The book Blackstone’s Senior Investigating Officers’ Handbook (5th ed, 2019) by Tony Cook is a unique one-stop guide to all the processes and actions involved in conducting major investigations, presented in a clear and understandable fashion.

For my PhD thesis The Making of an Expert Detective: Thinking and Deciding in Criminal Investigations (2016), I drew on theoretical frameworks developed in social and cognitive psychology to examine the degree to which individual and systemic factors can compensate for inherent biases in criminal detectives’ judgments and decision-making.

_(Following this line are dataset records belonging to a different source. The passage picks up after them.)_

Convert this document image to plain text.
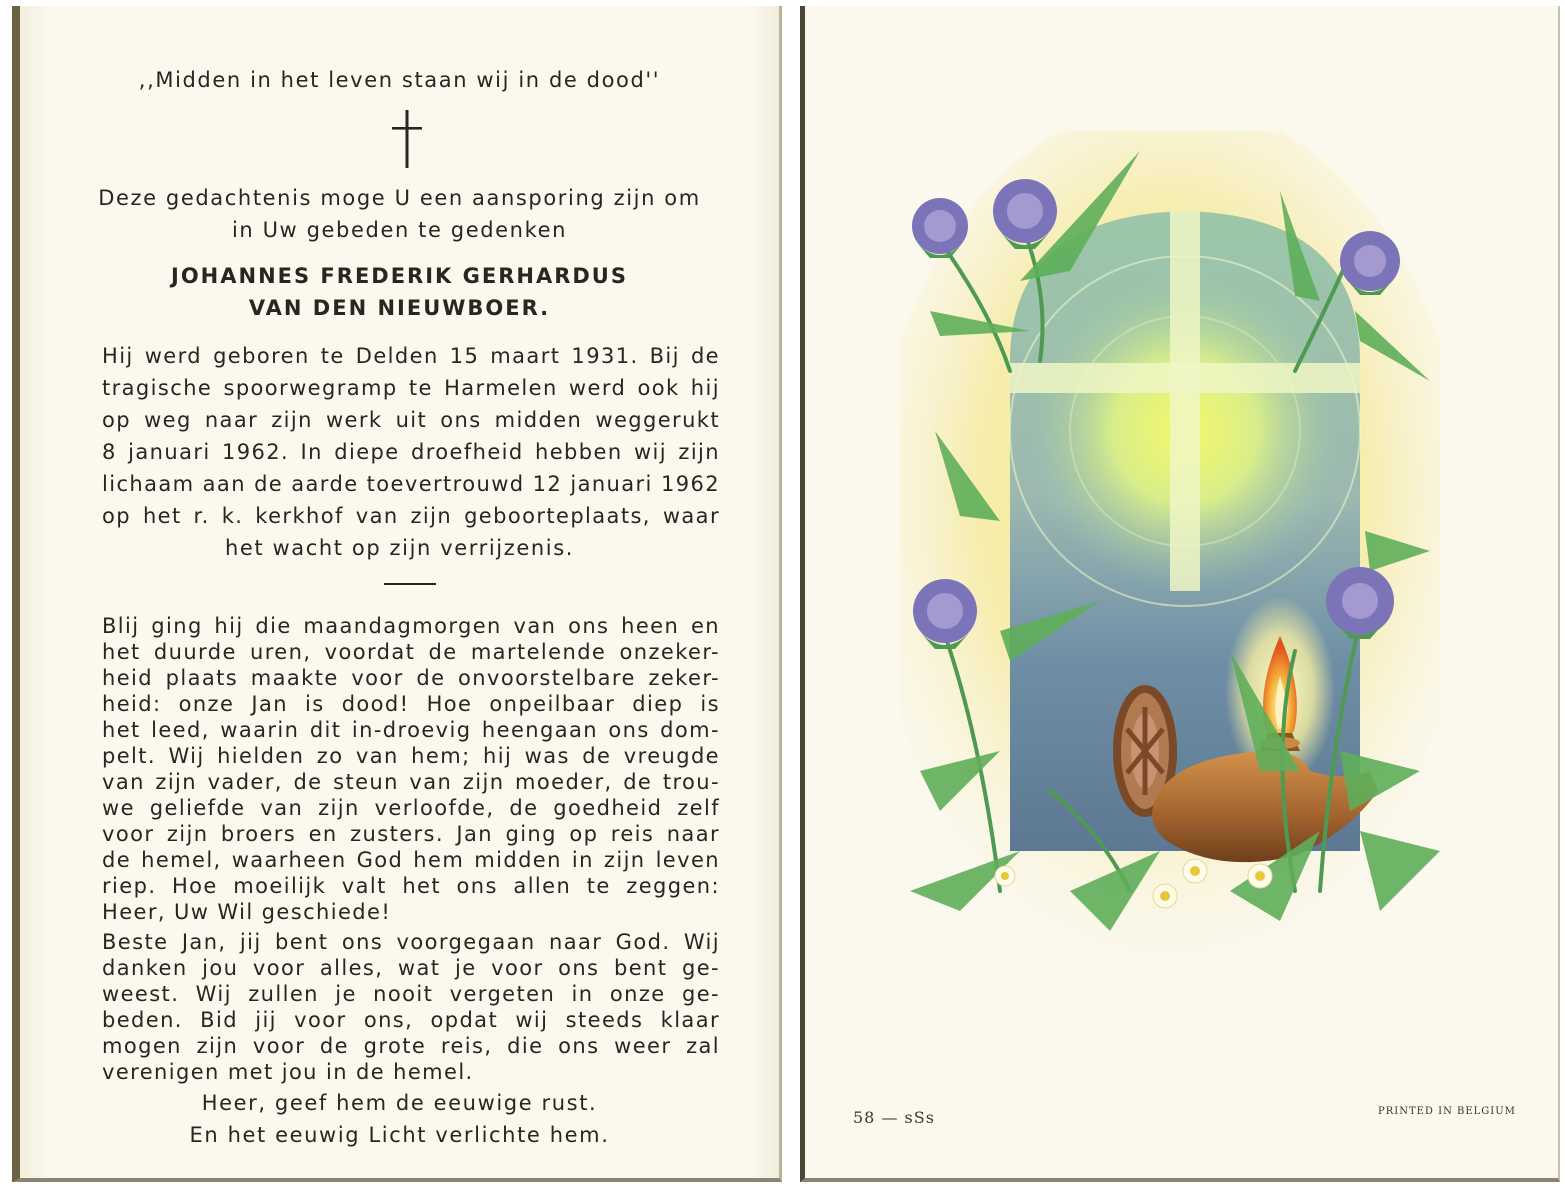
,,Midden in het leven staan wij in de dood''
Deze gedachtenis moge U een aansporing zijn om
in Uw gebeden te gedenken
JOHANNES FREDERIK GERHARDUS
VAN DEN NIEUWBOER.
Hij werd geboren te Delden 15 maart 1931. Bij de
tragische spoorwegramp te Harmelen werd ook hij
op weg naar zijn werk uit ons midden weggerukt
8 januari 1962. In diepe droefheid hebben wij zijn
lichaam aan de aarde toevertrouwd 12 januari 1962
op het r. k. kerkhof van zijn geboorteplaats, waar
het wacht op zijn verrijzenis.
Blij ging hij die maandagmorgen van ons heen en
het duurde uren, voordat de martelende onzeker-
heid plaats maakte voor de onvoorstelbare zeker-
heid: onze Jan is dood! Hoe onpeilbaar diep is
het leed, waarin dit in-droevig heengaan ons dom-
pelt. Wij hielden zo van hem; hij was de vreugde
van zijn vader, de steun van zijn moeder, de trou-
we geliefde van zijn verloofde, de goedheid zelf
voor zijn broers en zusters. Jan ging op reis naar
de hemel, waarheen God hem midden in zijn leven
riep. Hoe moeilijk valt het ons allen te zeggen:
Heer, Uw Wil geschiede!
Beste Jan, jij bent ons voorgegaan naar God. Wij
danken jou voor alles, wat je voor ons bent ge-
weest. Wij zullen je nooit vergeten in onze ge-
beden. Bid jij voor ons, opdat wij steeds klaar
mogen zijn voor de grote reis, die ons weer zal
verenigen met jou in de hemel.
Heer, geef hem de eeuwige rust.
En het eeuwig Licht verlichte hem.
58 — sSs	PRINTED IN BELGIUM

The book The Routledge International Handbook of Legal and Investigative Psychology (2019), edited by the psychologists Ray Bull and Iris Blandón-Gitlin, explores contemporary topics in psychological science, applying them to investigative and legal procedures. Featuring contributions from recognised scholars from around the globe (including myself), it brings together current research, emerging trends, and cutting-edge debates in a single comprehensive and authoritative volume.

The book Superforecasting: The Art and Science of Prediction (2015) by the political scientist Philip E Tetlock and the author Dan Gardner offers a deeper insight into prediction, drawing on decades of research and the results of a massive, US government-funded forecasting tournament. The Good Judgment Project involves tens of thousands of ordinary people – including a Brooklyn filmmaker, a retired pipe-installer, and a former ballroom dancer – who set out to forecast global events. Some of the volunteers have turned out to be astonishingly good. These ‘superforecasters’ have beaten other benchmarks, competitors and prediction markets. They’ve even beaten the collective judgment of intelligence analysts with access to classified information.

‘Correlation does not imply causation’: for decades, this mantra was invoked by scientists in order to avoid taking positions as to whether one thing caused another, such as smoking and cancer, or carbon dioxide and climate change. But today, that taboo is dead. The causal revolution has (seemingly) cut through a century of confusion, and placed cause and effect on a firm scientific basis. The Book of Why (2018) by the computer scientist Judea Pearl and the science writer Dana Mackenzie explains causal thinking to general readers, showing how it allows us to explore both the world that is and the worlds that could have been. It is the essence of human and artificial intelligence. And just as these scientific discoveries have enabled machines to think better, The Book of Why explains how we too can think better.